Abdulrahma­n Riyadh points to three mounds of earth in a garden in eastern Mosul. “That’s my father, that one’s my mother and next to it is my little brother.” “We buried them under the orange trees,” said Abdulrahma­n, 18. Iraqi forces have in recent days completed their reconquest of eastern Mosul, a key step in the battle to retake the country’s second city from the IS. Many of those killed in the fighting had to be hastily buried in improvised plots — like Abdulrahma­n’s family — and now many residents are looking to hold proper reburials.

Abdulrahma­n and his brother Adnan, who is two years older, were the only two survivors of an air strike that destroyed their home.

On January 6, 20 people were killed in a strike that levelled three homes in Al Zirai, an upmarket neighbourh­ood of eastern Mosul.

“Everything collapsed around me,” said Abdulrahma­n. “I pushed the debris around me, I got up and I asked my brother if he was still alive. He was wounded in the leg.”

“I started looking for my little brother, my father and my mother. I screamed but nobody answered.”

Because the fighting was ongoing in the area, the two surviving brothers had to settle on burying their family in their grandfathe­r’s garden, a few blocks away.

“Can you imagine this? In one day, I bid farewell to three members of my family. I buried a part of my soul that day,” said Adnan.

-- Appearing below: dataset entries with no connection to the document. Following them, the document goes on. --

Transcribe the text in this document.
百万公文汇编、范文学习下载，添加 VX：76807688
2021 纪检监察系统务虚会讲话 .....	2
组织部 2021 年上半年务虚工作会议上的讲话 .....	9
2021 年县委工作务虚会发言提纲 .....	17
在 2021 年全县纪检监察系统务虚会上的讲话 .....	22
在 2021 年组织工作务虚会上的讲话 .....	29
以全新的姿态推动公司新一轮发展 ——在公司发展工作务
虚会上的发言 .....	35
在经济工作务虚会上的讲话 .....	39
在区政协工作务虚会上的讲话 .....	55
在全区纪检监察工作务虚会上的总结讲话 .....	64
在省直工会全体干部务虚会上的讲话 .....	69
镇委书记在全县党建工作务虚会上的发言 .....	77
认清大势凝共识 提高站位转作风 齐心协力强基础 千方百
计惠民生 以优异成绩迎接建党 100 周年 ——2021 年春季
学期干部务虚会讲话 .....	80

The improvised burial site the Riyadh brothers found for their family is a peaceful place but they insisted they would re-inter the three bodies on the west bank when it is rid of extremists.

Maay of the victims of the offensive are being buried a second time, now that some normalcy is returning to the “liberated” east bank.

Faleh Mohammed, the gravedigge­r at the Gogjali cemetery on the eastern edge of Mosul, said he had been witnessing as many as 10 reburials a day.

“During the fighting, there are people who were buried in gardens, in mosques. Then a month or two later, when the neighbourh­oods have been liberated, their relatives come here to re-inter them.”